The proposed shift to solar is not a surprise. Fortescue had flagged its interest in solar power last year, recognising that it could deliver a significant reduction in costs from the mostly diesel plants that supply its mines.

A few years ago, Fortescue Metals  also tendered for a 3MW solar PV project to help power its Christmas Creek mining camp, although it is not clear whether that was ever built. The mine is served by a 58MW diesel plant.

The Alinta solar farm proposal will be of another scale to the 3MW proposal, and would not surprise if it was also accompanied by battery storage technology given its success in a new battery installed near its gas plant in the Pilbara.

Alinta is also looking to build a new transmission line linking some of the Fortescue Mines, which would increase the case for a large scale solar project.

Last month it made a development application for the 65km line which would link the Christmas Creek mine with the Cloudbreak mine, and Gina Rinehardt’s Roy Hill iron ore mine, which is served by its own link to the 180MW Newman  gas-fired power station, where Alinta installed its battery.
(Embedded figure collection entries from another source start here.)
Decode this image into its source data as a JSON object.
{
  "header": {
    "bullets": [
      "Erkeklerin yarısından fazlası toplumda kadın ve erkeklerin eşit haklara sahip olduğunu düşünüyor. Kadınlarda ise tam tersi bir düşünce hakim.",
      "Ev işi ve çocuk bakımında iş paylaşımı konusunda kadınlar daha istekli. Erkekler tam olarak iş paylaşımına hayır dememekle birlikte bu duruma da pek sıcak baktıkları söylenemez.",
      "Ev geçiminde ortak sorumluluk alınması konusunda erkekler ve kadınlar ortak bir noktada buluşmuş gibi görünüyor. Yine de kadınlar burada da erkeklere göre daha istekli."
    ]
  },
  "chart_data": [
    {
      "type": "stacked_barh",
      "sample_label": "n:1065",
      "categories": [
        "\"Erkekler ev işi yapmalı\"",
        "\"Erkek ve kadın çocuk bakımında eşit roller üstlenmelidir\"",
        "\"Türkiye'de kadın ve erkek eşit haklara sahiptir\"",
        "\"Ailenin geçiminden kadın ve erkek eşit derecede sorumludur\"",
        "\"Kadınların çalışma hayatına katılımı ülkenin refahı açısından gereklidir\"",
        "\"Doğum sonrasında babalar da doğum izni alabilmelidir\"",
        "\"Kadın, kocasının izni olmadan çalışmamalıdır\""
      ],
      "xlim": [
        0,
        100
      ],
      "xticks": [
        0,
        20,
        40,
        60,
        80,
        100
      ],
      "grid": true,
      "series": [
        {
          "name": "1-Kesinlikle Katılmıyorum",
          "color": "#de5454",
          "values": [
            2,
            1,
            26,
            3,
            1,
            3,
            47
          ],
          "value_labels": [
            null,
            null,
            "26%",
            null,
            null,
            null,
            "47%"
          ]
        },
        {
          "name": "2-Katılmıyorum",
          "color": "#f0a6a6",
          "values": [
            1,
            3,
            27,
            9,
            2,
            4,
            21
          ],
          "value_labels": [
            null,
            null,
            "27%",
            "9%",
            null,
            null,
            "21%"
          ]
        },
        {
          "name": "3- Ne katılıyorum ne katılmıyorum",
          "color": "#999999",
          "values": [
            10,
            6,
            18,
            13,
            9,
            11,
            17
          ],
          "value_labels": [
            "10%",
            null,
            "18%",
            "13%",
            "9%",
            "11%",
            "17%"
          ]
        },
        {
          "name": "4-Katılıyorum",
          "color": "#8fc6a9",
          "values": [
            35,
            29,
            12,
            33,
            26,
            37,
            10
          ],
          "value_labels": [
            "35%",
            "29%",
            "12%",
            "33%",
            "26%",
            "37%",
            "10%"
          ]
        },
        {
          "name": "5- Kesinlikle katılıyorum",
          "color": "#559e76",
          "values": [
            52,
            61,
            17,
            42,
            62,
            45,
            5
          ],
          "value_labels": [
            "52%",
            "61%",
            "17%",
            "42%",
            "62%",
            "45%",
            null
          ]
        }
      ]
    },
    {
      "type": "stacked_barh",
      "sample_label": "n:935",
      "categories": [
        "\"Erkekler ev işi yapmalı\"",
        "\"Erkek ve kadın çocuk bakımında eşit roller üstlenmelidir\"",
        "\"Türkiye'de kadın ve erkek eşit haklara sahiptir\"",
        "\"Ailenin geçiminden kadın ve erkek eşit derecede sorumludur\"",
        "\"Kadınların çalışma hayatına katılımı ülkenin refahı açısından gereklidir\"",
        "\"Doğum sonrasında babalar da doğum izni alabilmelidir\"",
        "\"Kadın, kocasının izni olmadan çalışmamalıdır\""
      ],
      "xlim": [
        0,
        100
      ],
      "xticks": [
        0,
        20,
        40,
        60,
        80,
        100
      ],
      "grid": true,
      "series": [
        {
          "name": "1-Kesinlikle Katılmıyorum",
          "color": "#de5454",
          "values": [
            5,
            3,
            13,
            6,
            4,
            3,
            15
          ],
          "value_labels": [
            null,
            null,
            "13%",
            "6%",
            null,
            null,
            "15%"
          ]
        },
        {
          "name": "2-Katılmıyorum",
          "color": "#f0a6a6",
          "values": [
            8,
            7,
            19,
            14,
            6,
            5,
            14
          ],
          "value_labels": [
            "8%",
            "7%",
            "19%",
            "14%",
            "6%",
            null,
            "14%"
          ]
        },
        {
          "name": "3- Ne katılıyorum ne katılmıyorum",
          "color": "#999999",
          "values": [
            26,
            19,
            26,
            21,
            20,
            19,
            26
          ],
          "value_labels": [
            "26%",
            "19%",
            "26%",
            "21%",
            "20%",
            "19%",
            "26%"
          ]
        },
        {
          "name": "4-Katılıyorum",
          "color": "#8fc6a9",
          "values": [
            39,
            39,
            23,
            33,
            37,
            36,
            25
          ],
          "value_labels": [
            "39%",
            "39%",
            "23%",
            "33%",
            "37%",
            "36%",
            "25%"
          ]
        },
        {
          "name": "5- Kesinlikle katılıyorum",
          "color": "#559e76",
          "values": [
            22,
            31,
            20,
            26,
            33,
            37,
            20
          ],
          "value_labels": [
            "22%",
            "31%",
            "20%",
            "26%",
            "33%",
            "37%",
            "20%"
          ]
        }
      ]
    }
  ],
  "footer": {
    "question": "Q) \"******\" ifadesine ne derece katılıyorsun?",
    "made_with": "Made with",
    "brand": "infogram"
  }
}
Some mining companies are also looking to solar – such as the Degrussa copper mine in WA, the Weipa bauxite mine in north Queensland. South32 has ordered a 3MW solar facility for its Cannington mine.

In South Australia, Oz mInerals has flagged its interest in renewables for some of its yet to be developed projects, and has agreed to co-fund a transmission line with the developer of the Aurora solar tower and molten salt storage facility near Port Augusta. BHP has also been looking at renewable energy options for its long mooted Olympic Dam expansion.

As Adrienne Baker wrote here,  Australia is becoming the global centre for renewables for mines.